Collecting is at the heart of most human endeavors… and it’s why the three founders of Covetly, one of the companies graduating from Y Combinator’s latest accelerator batch, launched their business — to make collecting even easier.
Each Covetly founder is a collector himself. For 39-year-old Reid Nahm, who previously worked for a lost and found recovery service, it was comic books (specifically Spider-Man); 28-year-old Brian Law was a Pokémon and Magic: The Gathering card aficionado; 37-year-old Evan Beland stocked up on “every toy category that’s vintage.”
“Brian and I had been working on this pretty much from the start,” says Nahm. “The first version of Covetly in 2015 was almost like a Tinder for stuff. Users told us they wanted an app to trade things… and great people were matching with each other, but they didn’t know how much their stuff was worth.”
To solve the problem, Covetly began offering pricing and curation services as a way to make the process of buying and selling even smoother on mobile devices.
“Think of the old magazines, where you look up your stuff. From there it evolved into a collection management system,” says Nahm. “You really look at it like you would a stock portfolio.”
Unlike the web’s eBay, which is a bit more haphazard in its organization, the founders of Covetly wanted to organize their marketplace.
“We always knew marketplaces were the most likely destination,” says Beland. “We wanted to really help collectors throughout the entire collection process, not just a place where they go and drop in and buy stuff.”
Since the app’s operators are managing the marketplace using a mix of organizational tools, they have product descriptions down to an item’s Stock Keeping Unit number.
“If you look at the app, the greatest example is the My Little Pony section,” says Beland. “We have every single one that was ever made.”
Covetly is clearly more than just a business for the three collectors. “We all had gone down this journey as collectors ourselves,” says Nahm.
And despite the notion that youth culture today eschews things for experiences, Nahm, Law and Beland all say there’s a brisk business in the flotsam and jetsam of cultural curiosities.
Nahm points to Funko POP, the maker of bobblehead dolls that’s going to record $600 million in sales this year. And despite digitization, comic books remain a multi-billion-dollar publishing business, he said.
In 2017 alone collectors uploaded more than $20 million in items, from Funko, G.I. Joe, Master of the Universe and My Little Pony collectibles, to Pokémon, Star Wars Kenner and Transformers.
“You can take a step back… it doesn’t matter what your income level is you have things around you that inspire you,” says Nahm. “If you’re a millionaire you have a Picasso or a Warhol that inspire you. People relate to the characters and the stories and relate to the hero’s journey… that’s one of the greatest things about what we’re doing … we’re building this platform that people use to research the things that inspire them.”
It’s true that people are natural collectors. Like the mythical magpie, we have collected objects to beautify and commemorate as long as we, as a species, have been able to beautify and commemorate.
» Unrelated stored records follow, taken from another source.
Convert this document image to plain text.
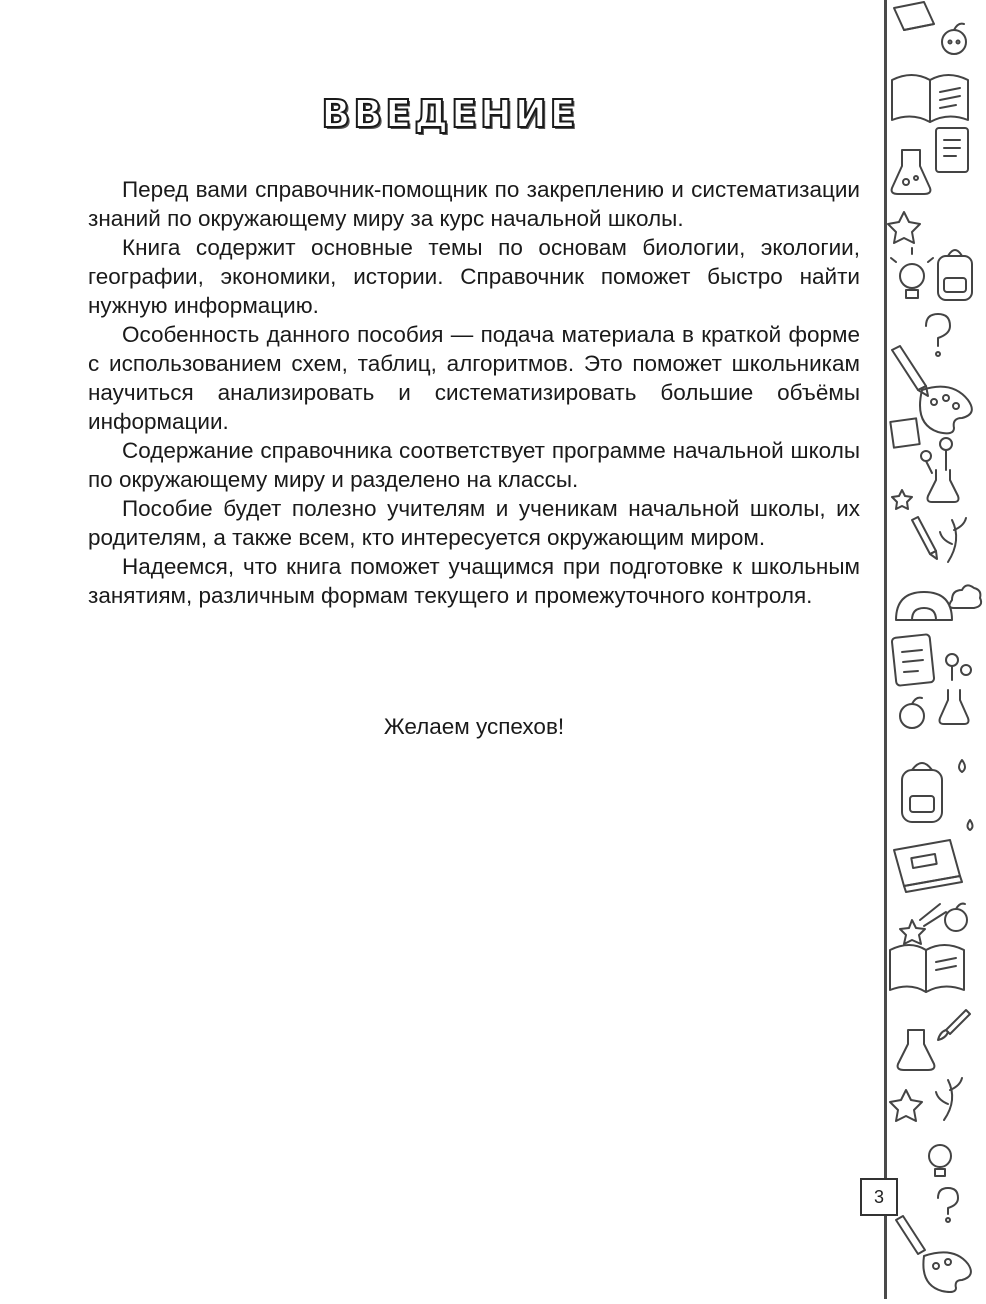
ВВЕДЕНИЕ

Перед вами справочник-помощник по закреплению и систематизации знаний по окружающему миру за курс начальной школы.

Книга содержит основные темы по основам биологии, экологии, географии, экономики, истории. Справочник поможет быстро найти нужную информацию.

Особенность данного пособия — подача материала в краткой форме с использованием схем, таблиц, алгоритмов. Это поможет школьникам научиться анализировать и систематизировать большие объёмы информации.

Содержание справочника соответствует программе начальной школы по окружающему миру и разделено на классы.

Пособие будет полезно учителям и ученикам начальной школы, их родителям, а также всем, кто интересуется окружающим миром.

Надеемся, что книга поможет учащимся при подготовке к школьным занятиям, различным формам текущего и промежуточного контроля.

Желаем успехов!
3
Billions of dollars are spent on things that have no inherent value outside of their connection to a mystic chord of some memory. From bobbleheads and figurines to books and music, the urge to collect is something intrinsic in human experience, as it ties us to something in our past selves.
Nowhere is this better described than in a 1931 essay by the German literary critic Walter Benjamin:
… there is in the life of a collector a dialectical tension between the poles of disorder and order. Naturally, his existence is tied to many other things as well: to a very mysterious relationship to ownership, something about which we will have more to say later; also, to a relationship to objects which does not emphasize their functional, utilitarian value — that is, their usefulness — but studies and loves them as a the scene, the stage, of their fate. The most profound enchantment for the collector is the locking of individual items within the magic circle in which they are fixed as the final thrill, the thrill of acquisition, passes over them. everything remembered and thought, everything conscious, becomes the pedestal, the frame, the base, the lock of his property.
With all of this meaning assigned to what amounts to little more than the cultural detritus of any age, it’s no wonder that one of technology’s first big billion-dollar-businesses was eBay — a company founded to help buyers and sellers of any object connect online.
It’s also why the myth persisted that the company’s founder, Pierre Omidyar, built the business to help his wife build out her Pez dispenser collection. And it’s the driving force behind Covetly’s success.